Le prix de la traversée du Sahara est fixé à 150.000 francs CFA (230 euros) par personne, selon des migrants interrogés par l'AFP. Des convois de pick-up, chargés de passagers jusqu'à la garde, emportent chaque lundi leurs cargaisons humaines en Libye, dans des conditions de sécurité précaires.
Si l'Organisation internationale pour les migrations (OIM) dénombre 1.800 morts ou disparus en mer début 2015 entre Afrique et Europe, "ce que nous voyons en Méditerranée pourrait n'être que le sommet de l'iceberg", craint Giuseppe Loprete, son représentant au Niger.
"Des centaines" de migrants périssent chaque année entre Sahara et Libye, par manque d'eau, de nourriture, dans des accidents ou du fait d'"abus" divers, affirme-t-il.
Fin 2013, 92 Nigériens, dont de nombreuses femmes et enfants, sont morts de soif dans le désert, abandonnés par des passeurs qui devaient les emmener en Algérie.
Le parlement nigérien, pour contrer les trafiquants, a voté début mai une loi très sévère pénalisant leurs crimes, qui les rend passibles de peines allant jusqu'à 30 ans de prison.
Mais ce texte s'annonce difficile à mettre en application. La plupart des candidats à l'exil sont en effet des ressortissants de la Cédéao, la Communauté des Etats d'Afrique de l'ouest, qui compte quinze Etats-membres, dont le Niger.
- Libre circulation -
Or à l'instar des ressortissants de l'Union européenne, qui peuvent aller où ils veulent dans l'espace Schengen, "la libre circulation est une réalité" pour ces personnes à l'intérieur de la Cédéao, observe Rhissa Feltou, le maire d'Agadez.
Au Niger, les Africains de l'ouest "ne peuvent être considérés comme des migrants" et ont le droit d'aller "jusqu'aux frontières", rappelle-t-il.
Autre problème, la corruption rampante dans cet Etat sahélien très pauvre, où les forces de sécurité sont accusées par beaucoup de fermer les yeux sur les trafics moyennant subsides.
D'autant que leur nombre est limité, pour un territoire à protéger plus grand que la France, qui plus est entouré par la Libye, le Mali, le Tchad et l'Algérie, où les groupes jihadistes sont fortement représentés.

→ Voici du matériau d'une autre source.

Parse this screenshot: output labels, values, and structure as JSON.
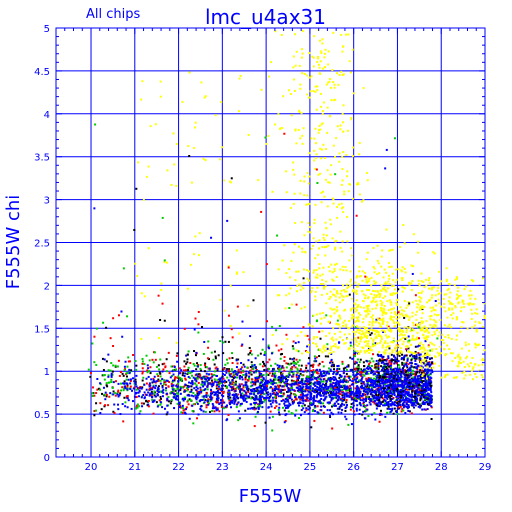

"A un moment donné, quand il y a eu Ebola, le gouvernement a essayé de limiter les flux de migrants pour éviter une éventuelle propagation de la maladie. Mais cela n'a pas marché. Le pays n'a pas les moyens d'arrêter cela", estime Rhissa Ag Boula.
Reste l'aide attendue de l'Europe par de nombreux acteurs nigériens. En visite mi-mai à Niamey, le ministre français de l'Intérieur Bernard Cazeneuve a promis l'ouverture de plusieurs centres d'accueil des migrants... sans aborder la question des financements.
Une mesure qui ne saurait suffire. "Il faut faire du développement dans les pays d'origine", afin d'éviter les départs en amont, plaide Giuseppe Loprete.
La solution, connue, se heurte toutefois à la mauvaise volonté de l'Europe de financer des projets en Afrique. "Pourtant, si on avait commencé il y a deux ans, il n'y aurait pas 150.000 partants potentiels attendus à Agadez", remarque, sibyllin, le patron de l'OIM au Niger.